On 11 March 2020, the European Commission adopted the new “Action Plan for the Circular Economy”. The new Action Plan aims to turn our economy into an environmentally sustainable economy that strengthens our competitiveness without damaging the natural ecosystem and gives more rights to consumers.

The ircular economy reduces pressure on natural resources (half of total greenhouse gas emissions and more than 90% of biodiversity loss and water stress come from the extraction and processing of resources) and is therefore a key prerequisite for achieving climate neutrality by 2050 and halting biodiversity loss.

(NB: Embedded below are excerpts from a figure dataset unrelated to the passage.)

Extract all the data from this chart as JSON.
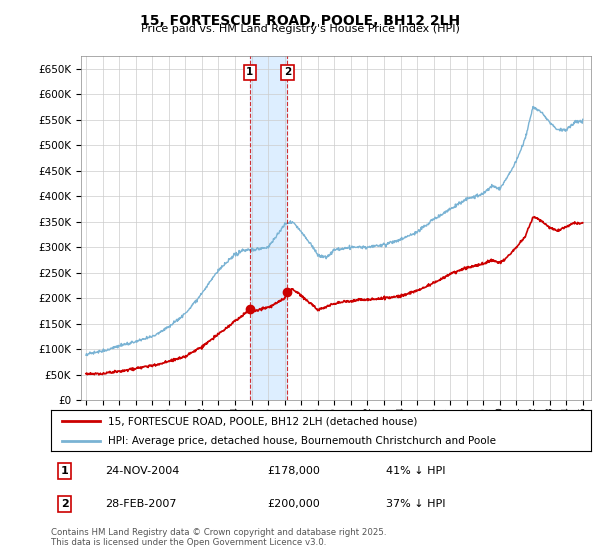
{
  "title": "15, FORTESCUE ROAD, POOLE, BH12 2LH",
  "subtitle": "Price paid vs. HM Land Registry's House Price Index (HPI)",
  "hpi_color": "#7ab3d4",
  "price_color": "#cc0000",
  "vline_color": "#cc0000",
  "shade_color": "#ddeeff",
  "background_color": "#ffffff",
  "grid_color": "#cccccc",
  "ylim": [
    0,
    675000
  ],
  "yticks": [
    0,
    50000,
    100000,
    150000,
    200000,
    250000,
    300000,
    350000,
    400000,
    450000,
    500000,
    550000,
    600000,
    650000
  ],
  "xlim_start": 1994.7,
  "xlim_end": 2025.5,
  "transactions": [
    {
      "label": "1",
      "date": "24-NOV-2004",
      "price": 178000,
      "pct": "41% ↓ HPI",
      "x": 2004.9
    },
    {
      "label": "2",
      "date": "28-FEB-2007",
      "price": 200000,
      "pct": "37% ↓ HPI",
      "x": 2007.17
    }
  ],
  "legend_line1": "15, FORTESCUE ROAD, POOLE, BH12 2LH (detached house)",
  "legend_line2": "HPI: Average price, detached house, Bournemouth Christchurch and Poole",
  "footnote": "Contains HM Land Registry data © Crown copyright and database right 2025.\nThis data is licensed under the Open Government Licence v3.0."
}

The new Plan ensures that the resources used are conserved in the EU economy for as long as possible and that the related initiatives, which will be discussed and adopted from time to time, will be developed in a participatory process, with the close involvement of businesses and communities concerned. “To achieve climate neutrality by 2050, preserve our natural environment and strengthen our economic competitiveness, we need a fully circular economy”, said Frans Timmermans, Executive Vice President for the European Green Deal, “today, our economy is still largely linear, with only 12% of secondary materials and resources brought back into the economy. Many products break easily, cannot be reused, repaired or recycled, or are made for a single use. There is enormous potential for both businesses and consumers to exploit.”

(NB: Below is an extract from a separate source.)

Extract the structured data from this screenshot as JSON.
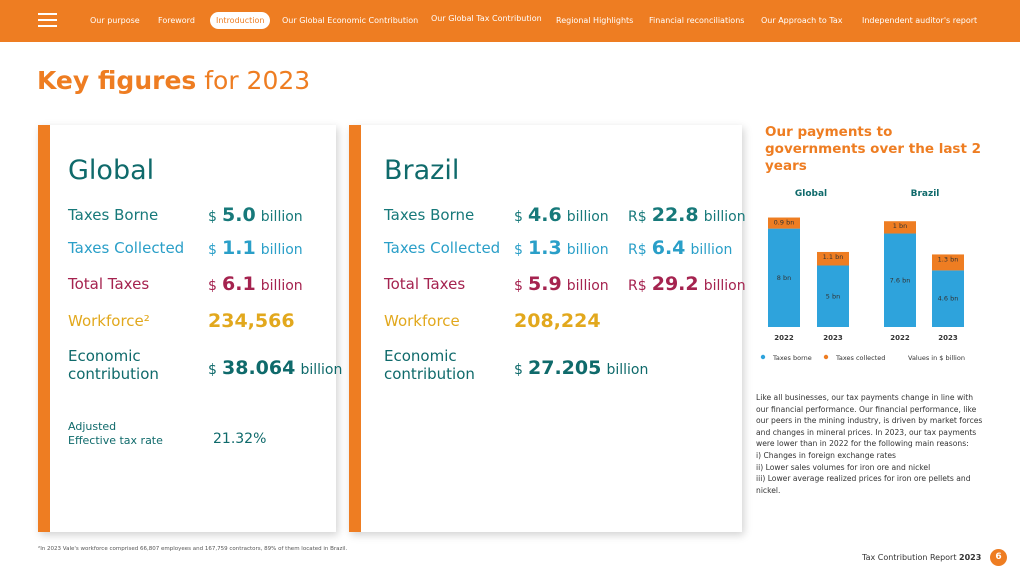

Changing the way we produce and consume will therefore lead us towards a competitive but climate-neutral economy. In order to accelerate this transition process, the European Commission, with the Action Plan, plans to deploy many tools to enable businesses, consumers and public authorities in Europe to embrace this sustainable model: Legislation on sustainable product policy will be proposed to ensure that products placed on the EU market are designed to last longer and are easier to reuse and recycle; consumers will have access to reliable information on issues such as the reparability and durability of products to help them make environmentally sustainable choices; action will be taken on sectors that use more resources and where the potential for circularity is high: the electronics sector, vehicle batteries, packaging, plastics and microplastics, the textile sector, the construction sector and the food sector.